L’algoritmo, come si sa, è più misterioso del terzo segreto di Fatima. Le Loro Maestà gli influencer, dal canto loro, non paiono smuovere le masse, se guardiamo al flop dell’endorsement alla rovescia di Chiara Ferragni, l’Evita Peron dello smalto per le unghie che si è esplicitamente schierata contro la destra.
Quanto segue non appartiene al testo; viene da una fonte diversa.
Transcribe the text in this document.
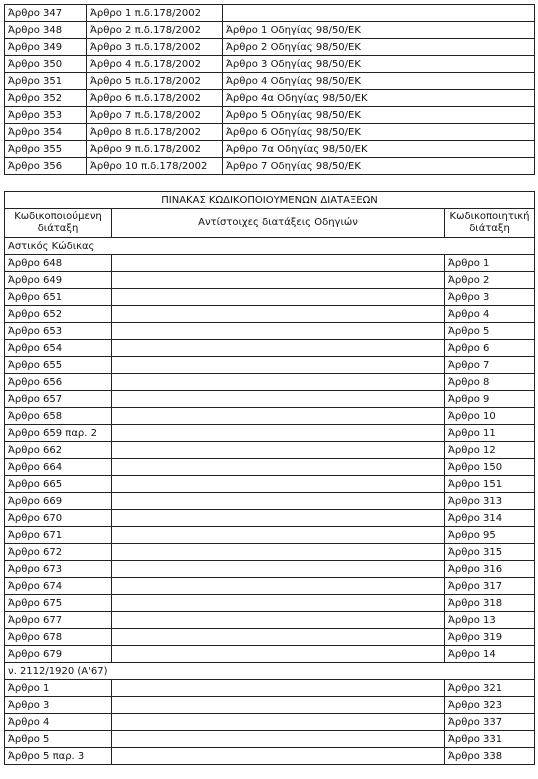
Άρθρο 347	Άρθρο 1 π.δ.178/2002	
Άρθρο 348	Άρθρο 2 π.δ.178/2002	Άρθρο 1 Οδηγίας 98/50/ΕΚ
Άρθρο 349	Άρθρο 3 π.δ.178/2002	Άρθρο 2 Οδηγίας 98/50/ΕΚ
Άρθρο 350	Άρθρο 4 π.δ.178/2002	Άρθρο 3 Οδηγίας 98/50/ΕΚ
Άρθρο 351	Άρθρο 5 π.δ.178/2002	Άρθρο 4 Οδηγίας 98/50/ΕΚ
Άρθρο 352	Άρθρο 6 π.δ.178/2002	Άρθρο 4α Οδηγίας 98/50/ΕΚ
Άρθρο 353	Άρθρο 7 π.δ.178/2002	Άρθρο 5 Οδηγίας 98/50/ΕΚ
Άρθρο 354	Άρθρο 8 π.δ.178/2002	Άρθρο 6 Οδηγίας 98/50/ΕΚ
Άρθρο 355	Άρθρο 9 π.δ.178/2002	Άρθρο 7α Οδηγίας 98/50/ΕΚ
Άρθρο 356	Άρθρο 10 π.δ.178/2002	Άρθρο 7 Οδηγίας 98/50/ΕΚ
ΠΙΝΑΚΑΣ ΚΩΔΙΚΟΠΟΙΟΥΜΕΝΩΝ ΔΙΑΤΑΞΕΩΝ		
Κωδικοποιούμενη διάταξη	Αντίστοιχες διατάξεις Οδηγιών	Κωδικοποιητική διάταξη
Αστικός Κώδικας		
Άρθρο 648		Άρθρο 1
Άρθρο 649		Άρθρο 2
Άρθρο 651		Άρθρο 3
Άρθρο 652		Άρθρο 4
Άρθρο 653		Άρθρο 5
Άρθρο 654		Άρθρο 6
Άρθρο 655		Άρθρο 7
Άρθρο 656		Άρθρο 8
Άρθρο 657		Άρθρο 9
Άρθρο 658		Άρθρο 10
Άρθρο 659 παρ. 2		Άρθρο 11
Άρθρο 662		Άρθρο 12
Άρθρο 664		Άρθρο 150
Άρθρο 665		Άρθρο 151
Άρθρο 669		Άρθρο 313
Άρθρο 670		Άρθρο 314
Άρθρο 671		Άρθρο 95
Άρθρο 672		Άρθρο 315
Άρθρο 673		Άρθρο 316
Άρθρο 674		Άρθρο 317
Άρθρο 675		Άρθρο 318
Άρθρο 677		Άρθρο 13
Άρθρο 678		Άρθρο 319
Άρθρο 679		Άρθρο 14
ν. 2112/1920 (Α'67)		
Άρθρο 1		Άρθρο 321
Άρθρο 3		Άρθρο 323
Άρθρο 4		Άρθρο 337
Άρθρο 5		Άρθρο 331
Άρθρο 5 παρ. 3		Άρθρο 338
I 14 milioni di utenti italiani di TikTok sono sì un bacino di potenziali voti, ma in una minima e insignificante parte composta da giovanissimi che abbiano già una vaga idea di cosa siano la dimensione politica, la tornata elettorale, le idee-base dei protagonisti. La quantità, signori consulenti di marketing strapagati per ramazzare figure da chiodi, non potrà mai sostituire la banale qualità di un profilo credibile e di una proposta accattivante, sufficientemente percepita come nuova (che nuova poi lo sia davvero, questo è un altro paio di maniche) e di un rapporto più terra terra con i guai veri. La qualità, sissignori, di uno stile costruito nel tempo, di un’astuzia tecnica e, soprattutto, di un fiuto politico che niente a che vedere hanno con le furbate finto-situazioniste da instagrammer faciloni. Anche perché il situazionismo prevedeva il plagio per scandalizzare. Qua invece abbiamo commedianti che vorrebbero plagiare e nemmeno riescono a fare scandalo. Riescono solo a fare ridere.